Brian Eno on conservatism and creativity
A great quote from Brian Eno about the conservative force that comes from previous success:
I’m afraid to say that admirers can be a tremendous force for conservatism, for consolidation. Of course it’s really wonderful to be acclaimed for things you’ve done – in fact it’s the only serious reward, because it makes you think “it worked! I’m not isolated!” or something like that, and it makes you feel gratefully connected to your own culture.
But on the other hand, there’s a tremendously strong pressure to repeat yourself, to do more of that thing we all liked so much. I can’t do that – I don’t have the enthusiasm to push through projects that seem familiar to me ( – this isn’t so much a question of artistic nobility or high ideals: I just get too bloody bored), but at the same time I do feel guilt for ‘deserting my audience’ by not doing the things they apparently wanted. I’d rather not feel this guilt, actually, so I avoid finding out about situations that could cause it.

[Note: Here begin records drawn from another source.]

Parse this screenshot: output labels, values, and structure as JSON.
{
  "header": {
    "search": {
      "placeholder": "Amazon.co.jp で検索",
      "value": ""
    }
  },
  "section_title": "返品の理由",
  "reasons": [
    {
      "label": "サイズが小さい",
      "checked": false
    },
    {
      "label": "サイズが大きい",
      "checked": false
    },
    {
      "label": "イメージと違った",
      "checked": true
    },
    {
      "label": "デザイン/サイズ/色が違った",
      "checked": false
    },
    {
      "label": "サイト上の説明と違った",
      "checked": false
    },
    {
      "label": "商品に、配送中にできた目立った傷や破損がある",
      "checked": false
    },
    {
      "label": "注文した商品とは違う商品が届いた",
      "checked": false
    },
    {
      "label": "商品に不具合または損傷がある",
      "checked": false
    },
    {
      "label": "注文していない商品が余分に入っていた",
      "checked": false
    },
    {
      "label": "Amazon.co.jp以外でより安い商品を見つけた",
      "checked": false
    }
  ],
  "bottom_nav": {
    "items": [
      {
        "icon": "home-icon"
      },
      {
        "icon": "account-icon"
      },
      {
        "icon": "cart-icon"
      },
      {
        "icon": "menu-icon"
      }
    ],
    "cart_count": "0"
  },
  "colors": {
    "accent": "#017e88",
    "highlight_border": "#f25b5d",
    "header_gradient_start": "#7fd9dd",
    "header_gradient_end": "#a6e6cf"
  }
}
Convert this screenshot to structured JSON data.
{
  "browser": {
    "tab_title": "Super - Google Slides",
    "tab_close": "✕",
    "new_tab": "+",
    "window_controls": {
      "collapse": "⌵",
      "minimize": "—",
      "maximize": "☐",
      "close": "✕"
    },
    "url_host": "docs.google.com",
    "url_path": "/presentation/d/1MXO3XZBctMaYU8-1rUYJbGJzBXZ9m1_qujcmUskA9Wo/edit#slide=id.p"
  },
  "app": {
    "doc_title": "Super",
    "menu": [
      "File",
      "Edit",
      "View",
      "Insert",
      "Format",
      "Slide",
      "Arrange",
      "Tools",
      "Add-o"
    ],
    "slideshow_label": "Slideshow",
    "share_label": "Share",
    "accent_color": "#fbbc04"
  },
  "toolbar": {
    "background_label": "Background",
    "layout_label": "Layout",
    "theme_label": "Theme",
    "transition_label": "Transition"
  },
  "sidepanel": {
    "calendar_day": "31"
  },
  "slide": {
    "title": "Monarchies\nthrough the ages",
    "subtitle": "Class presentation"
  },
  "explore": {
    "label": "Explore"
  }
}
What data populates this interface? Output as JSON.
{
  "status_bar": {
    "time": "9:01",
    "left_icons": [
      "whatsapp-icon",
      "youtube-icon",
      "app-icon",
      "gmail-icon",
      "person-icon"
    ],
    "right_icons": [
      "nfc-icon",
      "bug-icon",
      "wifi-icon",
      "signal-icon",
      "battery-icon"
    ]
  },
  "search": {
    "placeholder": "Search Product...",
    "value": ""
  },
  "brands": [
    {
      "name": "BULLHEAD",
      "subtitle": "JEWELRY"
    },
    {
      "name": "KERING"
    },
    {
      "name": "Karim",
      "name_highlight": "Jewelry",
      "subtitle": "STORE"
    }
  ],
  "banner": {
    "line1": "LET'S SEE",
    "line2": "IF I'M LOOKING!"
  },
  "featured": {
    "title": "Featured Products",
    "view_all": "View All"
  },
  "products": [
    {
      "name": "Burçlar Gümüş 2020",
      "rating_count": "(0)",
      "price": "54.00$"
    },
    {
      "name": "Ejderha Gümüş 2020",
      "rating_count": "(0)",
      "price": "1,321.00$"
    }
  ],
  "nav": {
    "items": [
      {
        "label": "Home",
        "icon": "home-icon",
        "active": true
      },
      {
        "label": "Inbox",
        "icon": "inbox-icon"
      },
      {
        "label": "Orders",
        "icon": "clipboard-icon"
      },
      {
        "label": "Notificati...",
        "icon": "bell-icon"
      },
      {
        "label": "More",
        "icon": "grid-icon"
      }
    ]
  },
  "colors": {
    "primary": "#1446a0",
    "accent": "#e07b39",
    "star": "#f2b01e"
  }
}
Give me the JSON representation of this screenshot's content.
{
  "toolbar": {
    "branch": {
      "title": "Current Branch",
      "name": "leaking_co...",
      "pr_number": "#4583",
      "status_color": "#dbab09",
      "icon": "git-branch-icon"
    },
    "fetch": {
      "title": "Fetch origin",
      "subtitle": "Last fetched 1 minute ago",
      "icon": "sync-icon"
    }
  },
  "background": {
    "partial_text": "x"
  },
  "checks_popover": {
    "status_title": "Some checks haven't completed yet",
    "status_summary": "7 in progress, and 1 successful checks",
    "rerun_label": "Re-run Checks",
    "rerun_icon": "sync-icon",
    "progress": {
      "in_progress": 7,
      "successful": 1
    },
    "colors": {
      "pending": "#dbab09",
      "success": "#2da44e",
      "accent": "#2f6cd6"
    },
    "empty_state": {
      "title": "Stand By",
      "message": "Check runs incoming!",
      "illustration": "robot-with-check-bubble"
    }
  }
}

The problem is that people nearly always prefer what I was doing a few years earlier – this has always been true. The other problem is that so, often, do I! Discovering things is clumsy and sporadic, and the results don’t at first compare well with the glossy and lauded works of the past. You have to keep reminding yourself that they went through that as well, otherwise they become frighteningly accomplished.
That’s another problem with being made to think about your own past – you forget its genesis and start to feel useless awe towards your earlier self: “How did I do it? Wherever did these ideas come from?”. Now, the workaday everyday now, always looks relatively less glamorous than the rose-tinted then (except for those magic hours when your finger is right on the pulse, and those times only happen when you’ve abandoned the lifeline of your own history).
Similar forces operate within science, although it’s not so much from admirers as peers. Institutions want their scientists to get grants; grant agencies want scientists with a “track record”, and the natural outcome is a lot of people doing stuff that’s only marginally different from what they’ve done before, with a concentration in fashionable areas.